La sorpresa de los investigadores aumentó cuando buscando la justificación del uso de ratones como base experimental se percataron de que ¡nunca ha existido una justificación real para su utilización en el estudio de la inflamación humana! “Los investigadores y reguladores públicos asumen que los resultados de la investigación con animales reflejan la enfermedad humana ante la falta de evidencia sistemática. Pero hasta la fecha no se han realizado estudios para evaluar de forma sistemática, sobre una base molecular, en qué medida los modelos clínicos murinos imitan las enfermedades inflamatorias en pacientes humanos”.

Buscando entender la razón de la falta de concordancia entre los resultados con roedores y los humanos los investigadores se embarcaron en un profundo estudio a nivel genómico sobre la respuesta a los procesos inflamatorios en unos y otros. En primer lugar compararon las correlaciones en los cambios de la expresión génica resultante de traumas, quemaduras y endotoxemia (toxinas bacterianas) y encontraron que los cambios en la actividad de un gen particular del ratón después del tratamiento no servían para predecir cambios en la actividad en el gen humano correlativo más cercano. Obviamente no era el resultado esperado porque tras completarse el Genoma humano en 2001 y el del ratón en 2002 se había comprobado –con sorpresa- que los genes de ratones y humanos son casi idénticos y eso había hecho suponer que los cambios en la actividad de sus genes deberían ser parecidos ¡y sin embargo no es así!

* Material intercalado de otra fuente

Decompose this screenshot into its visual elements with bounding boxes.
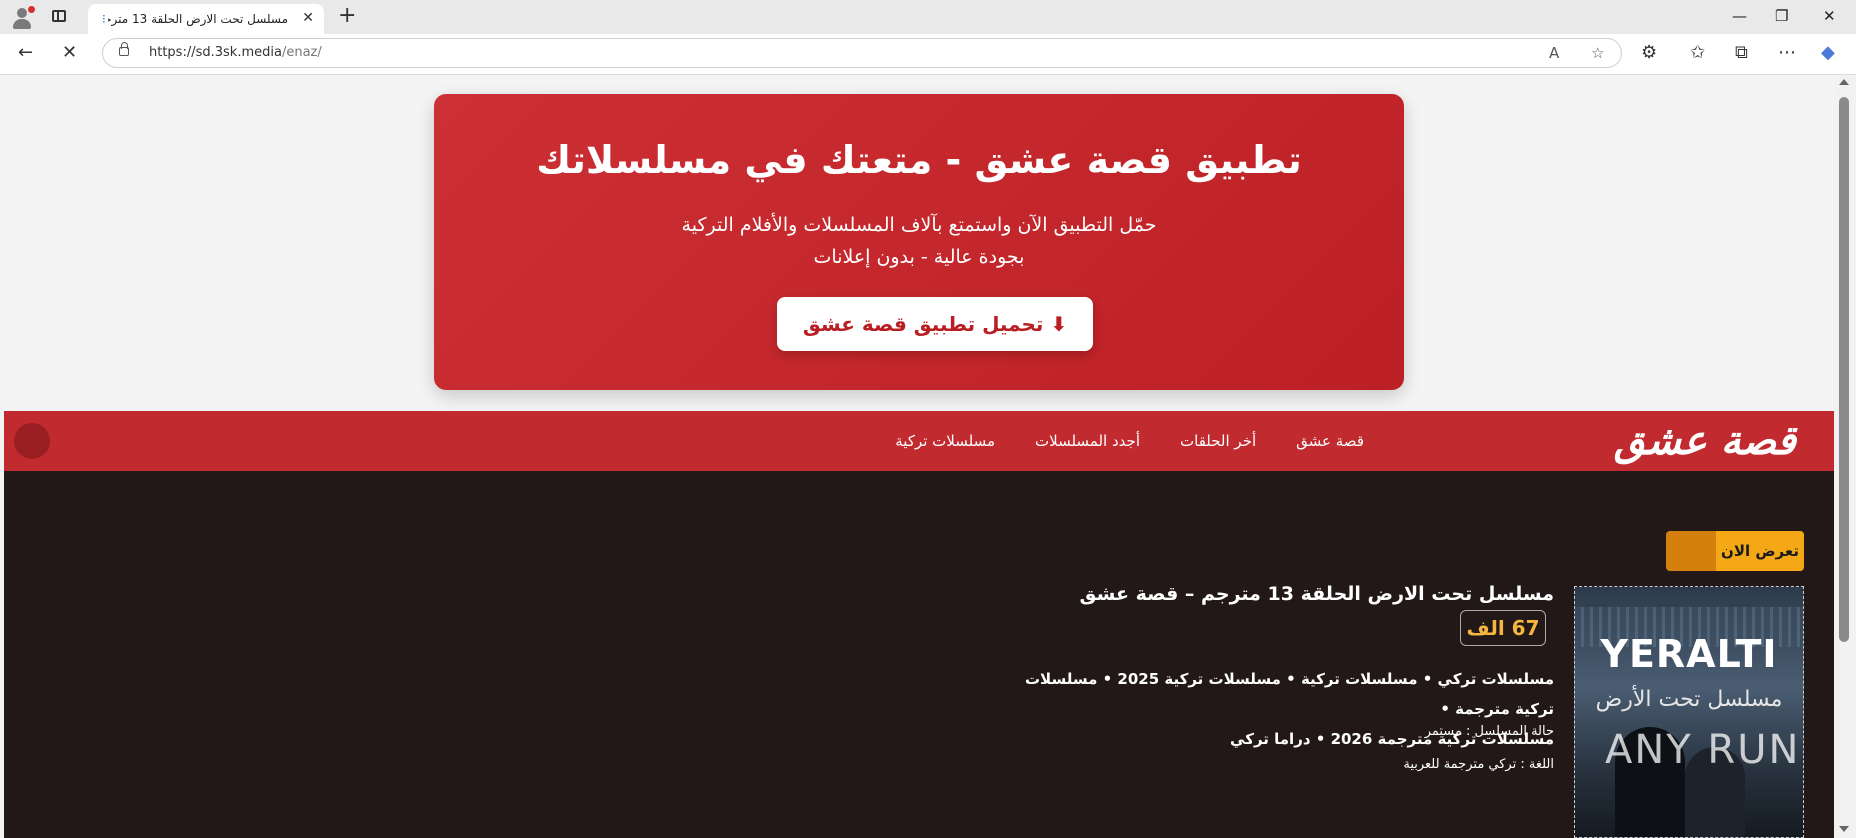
category-line-1[interactable]: مسلسلات تركي • مسلسلات تركية • مسلسلات ت… bbox=[994, 664, 1554, 724]
app-promo-banner: تطبيق قصة عشق - متعتك في مسلسلاتك حمّل ا… bbox=[434, 94, 1404, 390]
read-aloud-icon[interactable]: A bbox=[1549, 44, 1559, 62]
lock-icon[interactable] bbox=[119, 42, 129, 56]
site-navbar: قصة عشق قصة عشق أخر الحلقات أجدد المسلسل… bbox=[4, 411, 1834, 471]
loading-icon: ⁝ bbox=[102, 12, 106, 26]
now-showing-label: تعرض الان bbox=[1716, 531, 1804, 571]
minimize-icon[interactable]: — bbox=[1732, 7, 1747, 25]
nav-item-turkish-series[interactable]: مسلسلات تركية bbox=[895, 432, 995, 450]
series-status: حالة المسلسل : مستمر bbox=[1424, 724, 1554, 739]
extensions-icon[interactable]: ⚙ bbox=[1641, 43, 1657, 63]
favorites-icon[interactable]: ✩ bbox=[1690, 43, 1705, 63]
episode-title: مسلسل تحت الارض الحلقة 13 مترجم – قصة عش… bbox=[1079, 583, 1554, 605]
now-showing-badge[interactable]: تعرض الان bbox=[1666, 531, 1804, 571]
browser-toolbar: ← ✕ https://sd.3sk.media/enaz/ A ☆ ⚙ ✩ ⧉… bbox=[0, 34, 1856, 75]
copilot-icon[interactable]: ◆ bbox=[1821, 43, 1835, 63]
poster-subtitle: مسلسل تحت الأرض bbox=[1595, 687, 1783, 712]
restore-icon[interactable]: ❐ bbox=[1775, 7, 1788, 25]
new-tab-icon[interactable]: + bbox=[338, 4, 356, 28]
site-logo[interactable]: قصة عشق bbox=[1614, 415, 1796, 467]
download-app-button[interactable]: ⬇ تحميل تطبيق قصة عشق bbox=[777, 297, 1093, 351]
back-icon[interactable]: ← bbox=[18, 43, 33, 63]
series-language: اللغة : تركي مترجمة للعربية bbox=[1403, 757, 1554, 772]
close-tab-icon[interactable]: ✕ bbox=[302, 10, 314, 26]
tab-title: مسلسل تحت الارض الحلقة 13 مترجم bbox=[108, 12, 288, 26]
category-links: مسلسلات تركي • مسلسلات تركية • مسلسلات ت… bbox=[994, 664, 1554, 754]
favorite-star-icon[interactable]: ☆ bbox=[1591, 44, 1604, 62]
vertical-scrollbar[interactable] bbox=[1834, 75, 1856, 838]
profile-icon[interactable] bbox=[10, 6, 35, 30]
poster-title: YERALTI bbox=[1600, 632, 1778, 676]
scroll-thumb[interactable] bbox=[1839, 97, 1849, 642]
page-viewport: تطبيق قصة عشق - متعتك في مسلسلاتك حمّل ا… bbox=[4, 75, 1834, 838]
watermark: ANY RUN bbox=[1605, 727, 1801, 773]
view-count-badge: 67 الف bbox=[1460, 610, 1546, 646]
banner-title: تطبيق قصة عشق - متعتك في مسلسلاتك bbox=[536, 138, 1302, 182]
stop-loading-icon[interactable]: ✕ bbox=[62, 43, 77, 63]
nav-menu: قصة عشق أخر الحلقات أجدد المسلسلات مسلسل… bbox=[895, 411, 1364, 471]
episode-content: تعرض الان YERALTI مسلسل تحت الأرض ANY RU… bbox=[4, 471, 1834, 838]
collections-icon[interactable]: ⧉ bbox=[1735, 43, 1748, 63]
address-bar[interactable]: https://sd.3sk.media/enaz/ A ☆ bbox=[102, 38, 1622, 68]
scroll-down-icon[interactable] bbox=[1839, 826, 1849, 832]
nav-item-latest-episodes[interactable]: أخر الحلقات bbox=[1180, 432, 1256, 450]
banner-subtitle: حمّل التطبيق الآن واستمتع بآلاف المسلسلا… bbox=[434, 209, 1404, 273]
url-text[interactable]: https://sd.3sk.media/enaz/ bbox=[149, 45, 322, 60]
more-menu-icon[interactable]: ⋯ bbox=[1778, 43, 1796, 63]
series-poster[interactable]: YERALTI مسلسل تحت الأرض ANY RUN bbox=[1574, 586, 1804, 838]
browser-titlebar: ⁝ مسلسل تحت الارض الحلقة 13 مترجم ✕ + — … bbox=[0, 0, 1856, 34]
nav-item-home[interactable]: قصة عشق bbox=[1296, 432, 1364, 450]
browser-tab-active[interactable]: ⁝ مسلسل تحت الارض الحلقة 13 مترجم ✕ bbox=[88, 4, 324, 34]
tab-actions-icon[interactable] bbox=[52, 10, 66, 22]
banner-subtitle-line1: حمّل التطبيق الآن واستمتع بآلاف المسلسلا… bbox=[681, 214, 1157, 236]
close-window-icon[interactable]: ✕ bbox=[1823, 7, 1836, 25]
nav-item-newest-series[interactable]: أجدد المسلسلات bbox=[1035, 432, 1140, 450]
search-toggle-button[interactable] bbox=[14, 423, 50, 459]
scroll-up-icon[interactable] bbox=[1839, 79, 1849, 85]
banner-subtitle-line2: بجودة عالية - بدون إعلانات bbox=[813, 246, 1025, 268]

Los investigadores identificaron además otras diferencias. Mientras los humanos -con independencia del origen de la inflamación: traumatismo, quemaduras o endotoxemia- responden con cambios genéticos similares el comportamiento en el genoma de los ratones no es igual; en éstos el cambio en la actividad de los genes depende de la causa. En suma, todas las pruebas les llevaron a la misma conclusión: los ratones y los seres humanos responden de manera diferente a los procesos inflamatorios y a sus tratamientos.Nos sorprendió –señalan los investigadores- la escasa correlación entre las respuestas genómicas en los modelos de ratón y las respuestas en las lesiones humanas, especialmente teniendo en cuenta la prevalencia mundial del uso de ratones para modelar la inflamación humana (…) Se necesitan nuevos enfoques para mejorar la forma en que se estudian las enfermedades humanas”. 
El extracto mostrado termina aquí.